4. Николай Николаевич Страхов[1086] (1828–1896) родился в семье священника, учился в духовной семинарии, по окончании которой поступил в Петербургский Университет на физико-математический факультет. За недостатком средств, не мог окончить университетского курса и перешел в Педагогический Институт. По окончании его (. 1851-ый год) занялся преподаванием естественных наук (сначала в Одессе. потом в Петербурге), но в 1861-ом году бросил преподавательскую работу и целиком отдался журнальной и литературной деятельности. На этом пути близко сошелся с Достоевским, как постоянный сотрудник в журналах, которые издавал последний: несколько позже Страхов. стал горячим поклонником Л. Н. Толстого, близким другом которого оставался до конца жизни. Как свидетельствует интереснейшая переписка Страхова с Толстым, он несомненно находился под влиянием последнего. В 1873 г. Страхов снова стал служить — сначала в Публичной Библиотеке, а потом в Ученом Комитете при Министерстве Народного Просвещения.
Страхов писал очень много,[1087] при том по самым различным вопросам. Он рано выделился как литературный критик, статьи которого о русской литературе не потеряли своей ценности и доныне. Очень важен ряд статей (собранных в две книги) на тему: «Борьба с Западом в русской литературе». Много писал Страхов на чисто-научные темы — особенно важна его книга «Мир, как целое», а также книги его по вопросам психологии и философской антропологии и чистой философии. Отметим, наконец, и статьи. его по вопросам философии истории.
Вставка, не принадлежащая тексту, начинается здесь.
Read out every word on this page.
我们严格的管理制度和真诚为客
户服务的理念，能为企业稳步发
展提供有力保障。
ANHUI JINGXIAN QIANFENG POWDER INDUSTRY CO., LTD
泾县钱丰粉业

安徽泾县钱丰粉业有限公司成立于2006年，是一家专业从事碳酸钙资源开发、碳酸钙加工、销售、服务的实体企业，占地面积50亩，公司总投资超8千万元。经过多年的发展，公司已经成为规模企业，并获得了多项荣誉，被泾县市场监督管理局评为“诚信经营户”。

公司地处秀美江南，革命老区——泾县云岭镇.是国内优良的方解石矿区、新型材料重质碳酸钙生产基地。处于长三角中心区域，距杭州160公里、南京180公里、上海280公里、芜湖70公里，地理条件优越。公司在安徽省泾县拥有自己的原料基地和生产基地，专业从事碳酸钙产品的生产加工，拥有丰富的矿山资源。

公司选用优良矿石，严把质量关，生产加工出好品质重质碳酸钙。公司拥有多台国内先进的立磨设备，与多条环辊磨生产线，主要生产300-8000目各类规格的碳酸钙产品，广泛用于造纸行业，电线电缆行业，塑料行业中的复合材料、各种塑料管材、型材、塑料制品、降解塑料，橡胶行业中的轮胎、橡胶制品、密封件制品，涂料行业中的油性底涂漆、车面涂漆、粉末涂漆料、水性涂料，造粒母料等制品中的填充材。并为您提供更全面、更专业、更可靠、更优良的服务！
Эта широта и разносторонность трудов Страхова делает его настоящим энциклопедистом, но на творчестве его лежит печать «недоговоренности», как выразился его горячий поклонник В. В. Розанов; отсутствие цельности и незавершенность построений. всегда очень мешали должной оценке творчества Страхова, создавали постоянно недоразумения вокруг него. Так, например, Вл. Соловьев (правда, в пылу полемики) упрекал Страхова в «равнодушии к истине».[1088] Это, конечно, совершенно неверно, но вот что, например, писал Розанов в своей прекрасной статье, посвященной Страхову:[1089] «следя за направлением мысли Страхова…, мы открываем две идеи, которые, не будучи центром, стоят близко к нему, — самого же центра он почти никогда не касается словом». Этой центральной темой внутренней работы Страхова Розанов считает религиозную проблему, но это есть догадка, гипотеза, не бесспорный факт. Впрочем, если читать переписку Страхова с Толстым (ее не мог знать Розанов, когда писал свою статью), тогда гипотеза Розанова представляется очень близкой к действительности. Самое поклонение Толстому, полное какого-то восторженного чувства, связано, несомненно, с тем, что было основным и центральным во внутреннем мире Страхова, — а в Толстом Страхов больше всего дорожил его этическим мистицизмом. Как и Толстой, Страхов без конца дорожил свободой мысли, невидимому, разделял с Толстым его свободное отношение к Церкви, но вместе с тем глубоко носил в сердце своем чувство Бога. Однажды он упрекнул русских мыслителей в том, что они «не умеют понимать богословский характер главнейших немецких мыслителей» (ср. с этим анализы немецкой философии у С. Булгакова в его книге «Tragodie d. Philosophie»). В одном письме к Толстому Страхов пишет, что «Гегель был чистейший мистик».[1090] Все это характерно для понимания Страхова.